Şeniz Polat 2012 yılında Lisans ve 2018 yılında Yüksek Lisansını tamamladığı Hacettepe Üniversitesi Resim Bölümü’nde Sanatta Yeterlik eğitimine devam ediyor. Ev, sıradan olaylar, yakınlık ilişkileri gibi kavramlarla çalışan sanatçı, işlerinde teknik zenginlikten ve çeşitlilikten yana. 2018’den itibaren ürettiği “Kesit Bedenler” serisinde odağına aile dinamiklerini alıyor. İşlerinde özel alanlarında resmedilen figürler; yakınlık dereceleri, kuşak farkları ve beden dilleriyle türlü ilişkilerin ipuçlarını veriyor. Gündelik hayatın sarsıcı tekdüzeliği ve olanca sıradanlığından esinlenen sanatçı, oluşturduğu evrende hane halkını gerçekliklerine en yakın halde gözler önüne seriyor. Üretim metodunda kağıt üzerine karakalem tercih eden sanatçı, yer yer canlı renk blokları kullanıyor. Asetat kağıdı veya naylon kaplama kağıdı gibi renkli ve yarı saydam malzemeler, resimlerde kimi zaman bir formu vurgularken kimi zaman plastik bir kaygıya hizmet edecek biçimde kolajlanıyor. Sanatçı portreyi dışlayıp, hane üyelerinin karakter ve ifadelerini, odaklandığı beden kesitlerine hapsederek; izleyiciyi bazen karşısında inci gibi dizilen figürleri seyretmeye bazen de “kendi halinde”liklerine tanık olmaya davet ediyor.

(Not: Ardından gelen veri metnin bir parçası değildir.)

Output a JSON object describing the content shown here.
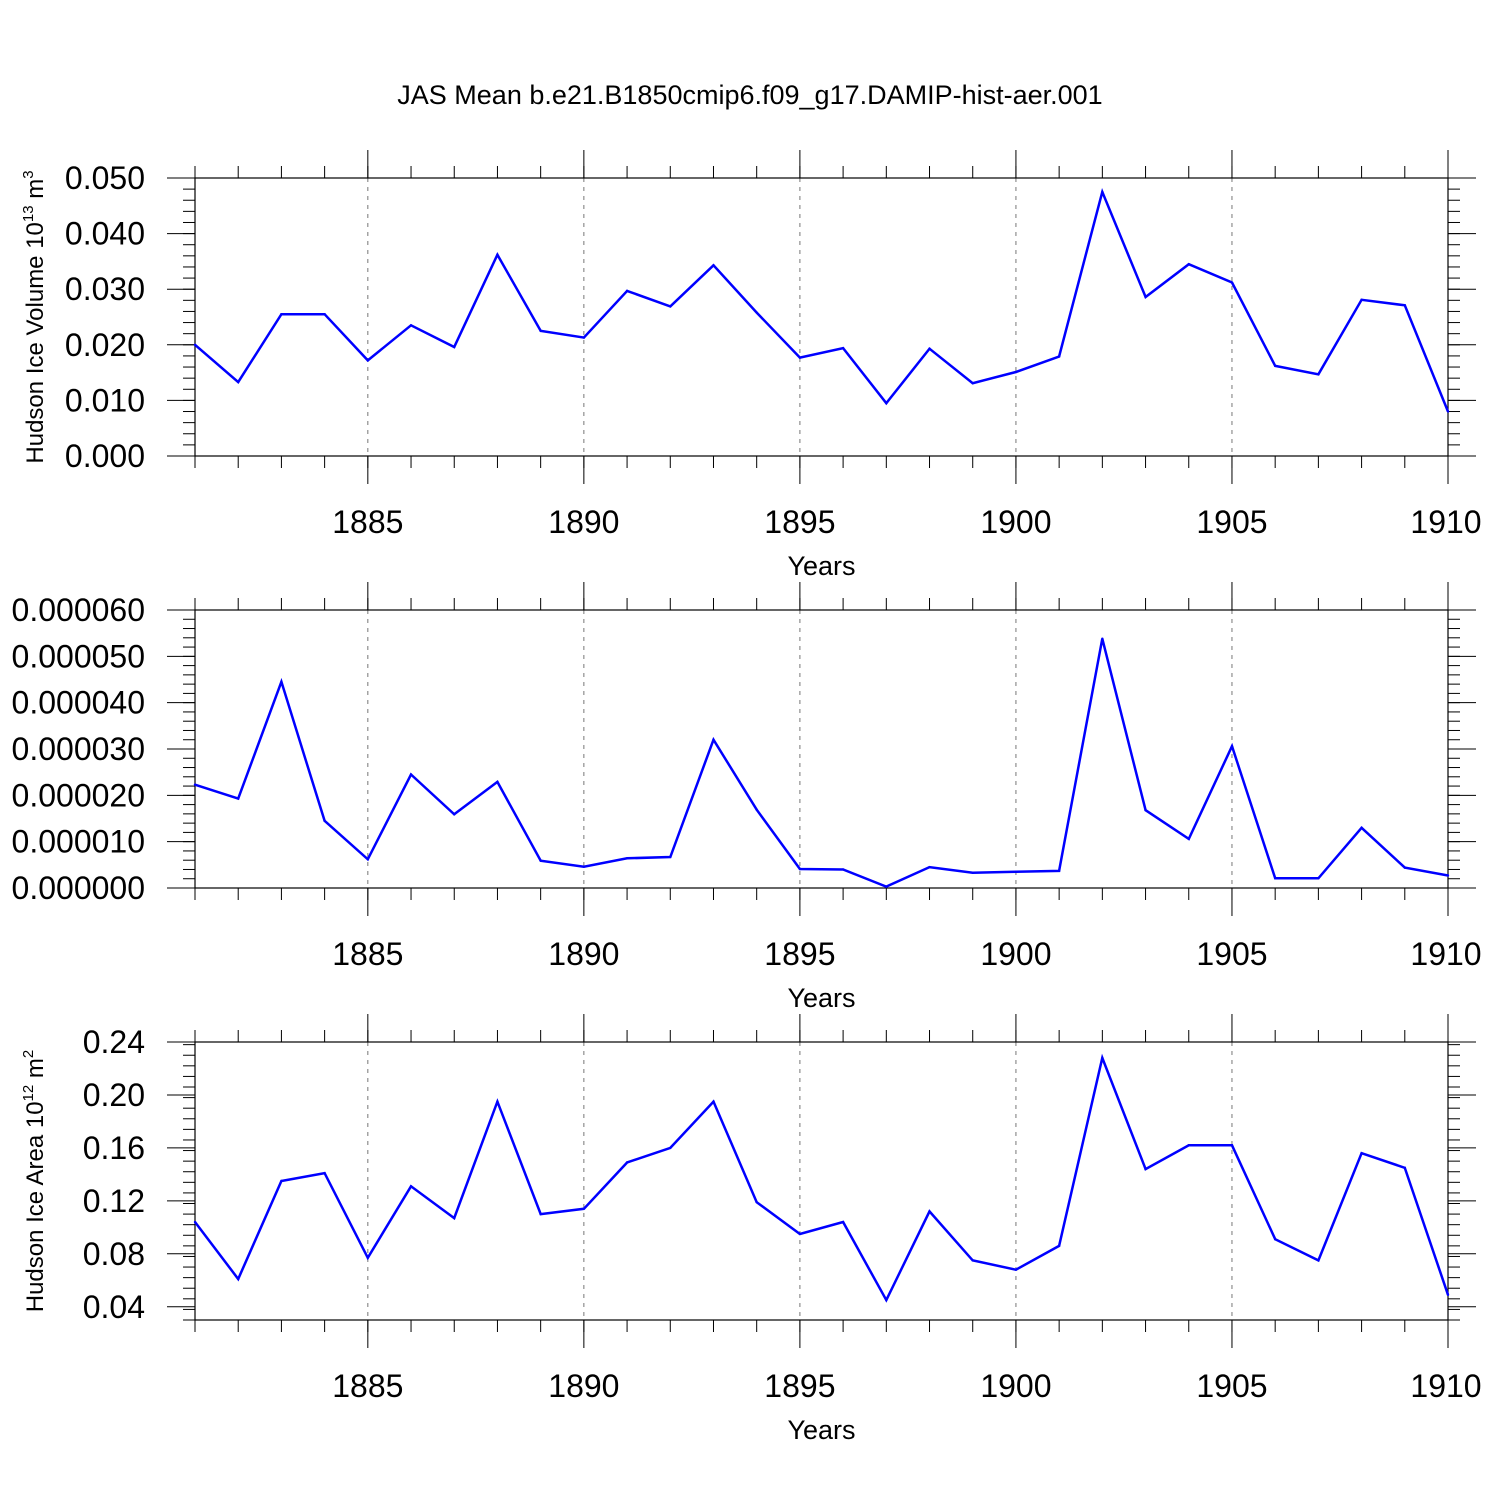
{
  "figure": {
    "title": "JAS Mean b.e21.B1850cmip6.f09_g17.DAMIP-hist-aer.001"
  },
  "colors": {
    "line": "#0000ff",
    "axis": "#000000",
    "grid": "#777777"
  },
  "chart_data": [
    {
      "type": "line",
      "title": "",
      "xlabel": "Years",
      "ylabel": {
        "base": "Hudson Ice Volume 10",
        "exp": "13",
        "unit": " m",
        "unit_exp": "3"
      },
      "xlim": [
        1881,
        1910
      ],
      "ylim": [
        0,
        0.05
      ],
      "x_ticks": [
        1885,
        1890,
        1895,
        1900,
        1905,
        1910
      ],
      "y_ticks": [
        0,
        0.01,
        0.02,
        0.03,
        0.04,
        0.05
      ],
      "y_tick_labels": [
        "0.000",
        "0.010",
        "0.020",
        "0.030",
        "0.040",
        "0.050"
      ],
      "grid": "dashed vertical at major x ticks",
      "x": [
        1881,
        1882,
        1883,
        1884,
        1885,
        1886,
        1887,
        1888,
        1889,
        1890,
        1891,
        1892,
        1893,
        1894,
        1895,
        1896,
        1897,
        1898,
        1899,
        1900,
        1901,
        1902,
        1903,
        1904,
        1905,
        1906,
        1907,
        1908,
        1909,
        1910
      ],
      "values": [
        0.02,
        0.0133,
        0.0255,
        0.0255,
        0.0172,
        0.0235,
        0.0196,
        0.0362,
        0.0225,
        0.0213,
        0.0297,
        0.0269,
        0.0343,
        0.0258,
        0.0177,
        0.0194,
        0.0095,
        0.0193,
        0.0131,
        0.0151,
        0.0179,
        0.0475,
        0.0286,
        0.0345,
        0.0312,
        0.0162,
        0.0147,
        0.0281,
        0.0271,
        0.008
      ]
    },
    {
      "type": "line",
      "title": "",
      "xlabel": "Years",
      "ylabel": null,
      "xlim": [
        1881,
        1910
      ],
      "ylim": [
        0,
        6e-05
      ],
      "x_ticks": [
        1885,
        1890,
        1895,
        1900,
        1905,
        1910
      ],
      "y_ticks": [
        0,
        1e-05,
        2e-05,
        3e-05,
        4e-05,
        5e-05,
        6e-05
      ],
      "y_tick_labels": [
        "0.000000",
        "0.000010",
        "0.000020",
        "0.000030",
        "0.000040",
        "0.000050",
        "0.000060"
      ],
      "grid": "dashed vertical at major x ticks",
      "x": [
        1881,
        1882,
        1883,
        1884,
        1885,
        1886,
        1887,
        1888,
        1889,
        1890,
        1891,
        1892,
        1893,
        1894,
        1895,
        1896,
        1897,
        1898,
        1899,
        1900,
        1901,
        1902,
        1903,
        1904,
        1905,
        1906,
        1907,
        1908,
        1909,
        1910
      ],
      "values": [
        2.23e-05,
        1.93e-05,
        4.45e-05,
        1.45e-05,
        6.2e-06,
        2.45e-05,
        1.59e-05,
        2.29e-05,
        5.9e-06,
        4.6e-06,
        6.4e-06,
        6.7e-06,
        3.2e-05,
        1.69e-05,
        4.1e-06,
        4e-06,
        3e-07,
        4.5e-06,
        3.3e-06,
        3.5e-06,
        3.7e-06,
        5.38e-05,
        1.68e-05,
        1.06e-05,
        3.06e-05,
        2.1e-06,
        2.1e-06,
        1.3e-05,
        4.4e-06,
        2.7e-06
      ]
    },
    {
      "type": "line",
      "title": "",
      "xlabel": "Years",
      "ylabel": {
        "base": "Hudson Ice Area 10",
        "exp": "12",
        "unit": " m",
        "unit_exp": "2"
      },
      "xlim": [
        1881,
        1910
      ],
      "ylim": [
        0.03,
        0.24
      ],
      "x_ticks": [
        1885,
        1890,
        1895,
        1900,
        1905,
        1910
      ],
      "y_ticks": [
        0.04,
        0.08,
        0.12,
        0.16,
        0.2,
        0.24
      ],
      "y_tick_labels": [
        "0.04",
        "0.08",
        "0.12",
        "0.16",
        "0.20",
        "0.24"
      ],
      "grid": "dashed vertical at major x ticks",
      "x": [
        1881,
        1882,
        1883,
        1884,
        1885,
        1886,
        1887,
        1888,
        1889,
        1890,
        1891,
        1892,
        1893,
        1894,
        1895,
        1896,
        1897,
        1898,
        1899,
        1900,
        1901,
        1902,
        1903,
        1904,
        1905,
        1906,
        1907,
        1908,
        1909,
        1910
      ],
      "values": [
        0.104,
        0.061,
        0.135,
        0.141,
        0.077,
        0.131,
        0.107,
        0.195,
        0.11,
        0.114,
        0.149,
        0.16,
        0.195,
        0.119,
        0.095,
        0.104,
        0.045,
        0.112,
        0.075,
        0.068,
        0.086,
        0.228,
        0.144,
        0.162,
        0.162,
        0.091,
        0.075,
        0.156,
        0.145,
        0.049
      ]
    }
  ]
}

2021’de Alan Savunması isimli ilk kişisel sergisini açan sanatçı, 2021’in ilk yarısından itibaren üretimlerine Dersim’de devam eden sanatçı, Munzur Üniversitesi Güzel Sanatlar, Tasarım ve Mimarlık Fakültesi Resim Bölümü’nde Araştırma Görevliliğini üstleniyor.

Yüksel Dal

Yüksel Dal (d. 1992, Denizli), Marmara Üniversitesi Güzel Sanatlar Resim bölümünü 2015 yılında bitirdikten sonra aynı yıl, aynı üniversite ve bölümde yüksek lisans yapmaya başladı. 2019 yılında “Sonsuz Küçük, Sonsuz Büyük” adlı ilk kişisel sergisini Mixer’de gerçekleştirdi. Çalışmalarının sergilendiği yerler arasında O’Art Sanat Yarışması, İstanbul Rotary Sanat Yarışması, Genç Etkinlik 7, Cumhuriyet Müzesi, Marmara Üniversitesi Güzel Sanatlar Fakültesi Ser­gi Salonu; Marmara Üniversitesi Güzel Sanatlar Fakültesi Koridor sergileri bulunmaktadır. Sanatçı çalışmalarına ve yaşamına İstanbul’da devam etmektedir.

Dal’ın çalışmaları; insan doğa ilişkisi (yerküre, uzay-zaman, sınırlar-yürüyüş) rastlantı-düzen, fantastik dünya, bilinç ve gelişim üzerinden yeni dünya tahayyülleri, varlık hiçlik gibi kavramlara odaklan­maktadır.